Clearly then, music nearly always reflects society and 2020 represents one of the finest years to investigate this hypothesis as it was, for the vast majority of people alive today, the most significant year of our lives. So, in the year when the world seemingly stopped and we all locked ourselves away, did music reflect these feelings?

Perhaps the most interesting thing about the music of 2020 is that, within all of the music of the pandemic era (March onwards), maximalist pop has almost completely disappeared. The two biggest maximalist albums of the year – The Weeknd’s After Hours and Dua Lipa’s Future Nostalgia – were both released just as the pandemic took hold, so would have been written and recorded many months prior. Instead, what we have seen is the opposite end of the spectrum when it comes to using music as an escape. Much of the year’s pop music has been minimalist and toned down. Perhaps the best example of this is Taylor Swift’s two albums Folklore and Evermore. Both records are minimalist indie folk in style and are a whole world away from, say, 1989. Of course, Swift’s artistic ambition has something to do with this major change in style. However, given that Swift cancelled a global arena tour as a result of the pandemic, it seems almost certain that the isolation which dominated lockdown would have had an impact on the sparse and melancholic sound which dominates the two records. Moreover, Charli XCX’s how i’m feeling now was the first genuine ‘lockdown album’ which is an eclectic mix of styles ranging from hip hop to dance pop. The record is perhaps the ultimate product of its time as the lo-fi production is a consequence of Charli being stuck indoors, and the feelings of loneliness and insecurity which run at the heart of the album are feelings which many of us know all too well after this year.

However, the landscape of 2020 was not solely shaped by coronavirus and lockdowns. The year saw the unprecedented rise of the Black Lives Matter movement as protests swept across the globe. And, as is so often the case, music has been front and centre in the high-profile uproar following the backlash after the murder of George Floyd. And there is no better example of this than Run The Jewel’s RTJ4, an album which serves as a soundtrack to the BLM movement and to our rotten world more generally. There is even a moment on the track ‘walking in the snow’ when Killer Mike eerily states “I can’t breathe”, which was originally in reference to Eric Garner’s killing in 2014 but became a tragic reminder of the circularity of systemic racism as the exact same phrase was uttered by Floyd just minutes before his death.
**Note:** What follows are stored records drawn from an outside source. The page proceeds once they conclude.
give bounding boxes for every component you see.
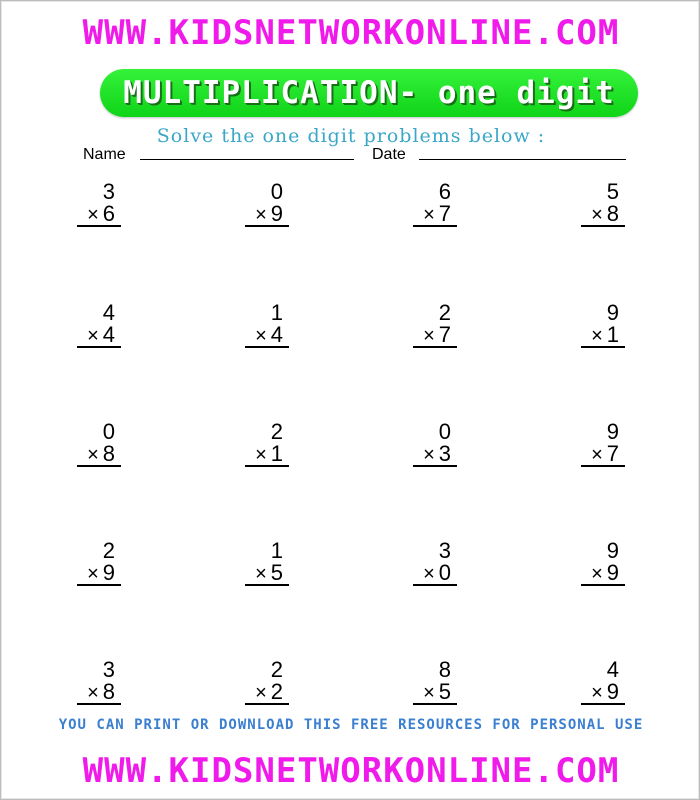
problem-item [413,540,457,586]
multiplier: 8 [102,679,115,704]
multiplier: 8 [102,441,115,466]
multiplicand: 9 [606,538,619,563]
multiplicand: 9 [606,419,619,444]
problem-item [581,421,625,467]
multiply-sign: × [423,682,435,704]
multiplicand: 0 [270,179,283,204]
instructions: Solve the one digit problems below : [156,125,546,147]
multiplier: 5 [438,679,451,704]
multiplier-row [245,203,289,227]
multiplier: 3 [438,441,451,466]
multiply-sign: × [591,563,603,585]
multiplier: 1 [270,441,283,466]
multiplier: 4 [102,322,115,347]
multiply-sign: × [255,682,267,704]
problem-item [245,540,289,586]
problem-item [413,302,457,348]
problem-item [245,181,289,227]
problem-item [77,181,121,227]
multiply-sign: × [87,444,99,466]
multiply-sign: × [87,204,99,226]
multiplier-row [581,443,625,467]
multiplier: 8 [606,201,619,226]
multiplier-row [413,681,457,705]
multiply-sign: × [423,325,435,347]
multiply-sign: × [591,204,603,226]
multiplier-row [581,681,625,705]
multiply-sign: × [591,444,603,466]
multiplier-row [245,324,289,348]
multiplier: 7 [438,201,451,226]
multiplier: 9 [102,560,115,585]
date-field-line[interactable] [419,159,626,160]
multiplier-row [245,681,289,705]
date-label: Date [372,146,406,163]
multiplier: 5 [270,560,283,585]
multiply-sign: × [255,204,267,226]
problem-item [581,181,625,227]
problem-item [413,659,457,705]
multiplicand: 4 [102,300,115,325]
multiply-sign: × [87,563,99,585]
multiplier: 7 [438,322,451,347]
problem-item [245,421,289,467]
multiplicand: 2 [438,300,451,325]
multiplicand: 4 [606,657,619,682]
multiplier: 9 [270,201,283,226]
multiplicand: 3 [102,657,115,682]
multiplicand: 2 [102,538,115,563]
multiplicand: 3 [102,179,115,204]
multiplier-row [77,203,121,227]
multiplicand: 2 [270,419,283,444]
site-url-top[interactable]: WWW.KIDSNETWORKONLINE.COM [82,13,620,53]
multiply-sign: × [87,325,99,347]
problem-item [413,421,457,467]
multiplier-row [77,681,121,705]
multiply-sign: × [255,563,267,585]
multiplicand: 1 [270,300,283,325]
problem-item [581,302,625,348]
multiplier-row [413,443,457,467]
multiplicand: 0 [438,419,451,444]
multiplier-row [581,203,625,227]
multiplier: 1 [606,322,619,347]
multiply-sign: × [591,682,603,704]
multiply-sign: × [255,444,267,466]
problem-item [77,302,121,348]
multiplicand: 9 [606,300,619,325]
title-banner [100,69,638,117]
multiply-sign: × [423,563,435,585]
multiplier: 2 [270,679,283,704]
multiplicand: 6 [438,179,451,204]
multiplier: 9 [606,560,619,585]
multiply-sign: × [87,682,99,704]
multiplicand: 2 [270,657,283,682]
multiply-sign: × [423,204,435,226]
usage-note: YOU CAN PRINT OR DOWNLOAD THIS FREE RESOURCES FOR PERSONAL USE [58,717,644,733]
multiplier-row [77,562,121,586]
multiplier-row [413,562,457,586]
multiplicand: 3 [438,538,451,563]
multiply-sign: × [423,444,435,466]
problem-item [77,659,121,705]
problem-item [245,659,289,705]
problem-item [581,540,625,586]
name-label: Name [83,146,126,163]
problem-item [77,421,121,467]
multiplier-row [581,324,625,348]
multiplier: 7 [606,441,619,466]
problem-item [581,659,625,705]
multiplier-row [581,562,625,586]
multiplier: 0 [438,560,451,585]
problem-item [413,181,457,227]
name-field-line[interactable] [140,159,354,160]
multiplier-row [413,324,457,348]
multiplier-row [245,443,289,467]
multiplier-row [77,324,121,348]
multiply-sign: × [255,325,267,347]
multiplier-row [77,443,121,467]
multiplicand: 8 [438,657,451,682]
worksheet-title: MULTIPLICATION- one digit [123,75,615,111]
multiply-sign: × [591,325,603,347]
multiplier-row [245,562,289,586]
multiplier: 9 [606,679,619,704]
multiplicand: 0 [102,419,115,444]
problem-item [77,540,121,586]
multiplier-row [413,203,457,227]
multiplier: 6 [102,201,115,226]
multiplicand: 1 [270,538,283,563]
problem-item [245,302,289,348]
multiplier: 4 [270,322,283,347]
multiplicand: 5 [606,179,619,204]
site-url-bottom[interactable]: WWW.KIDSNETWORKONLINE.COM [82,751,620,791]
The music of 2020 has, therefore, provided us with one of the most fascinating case studies in recent memory. As the year unfolded before our eyes, music underwent a seismic shift in its output. And as you look back at the music, you can see the styles changing and the themes become increasingly real. And it is fitting that the album that, for many people, has been regarded as the best of the year is perhaps a succinct summary of all of our feelings. Fiona Apple’s era-defining Fetch The Bolt Cutters is both a quiet and measured record as well as a stunning cry for freedom. It is wonderfully simple and yet complex at the same time. It is an album which sums up the confusion, anger and defiance of the year. Perhaps it was Fiona Apple who produced the true ‘album of its time’. Music provided relief and escapism, but it also challenged us and helped us to see what is truly important. And consequently, we have been treated to a fantastic year of music, despite all the hardships that inspired it.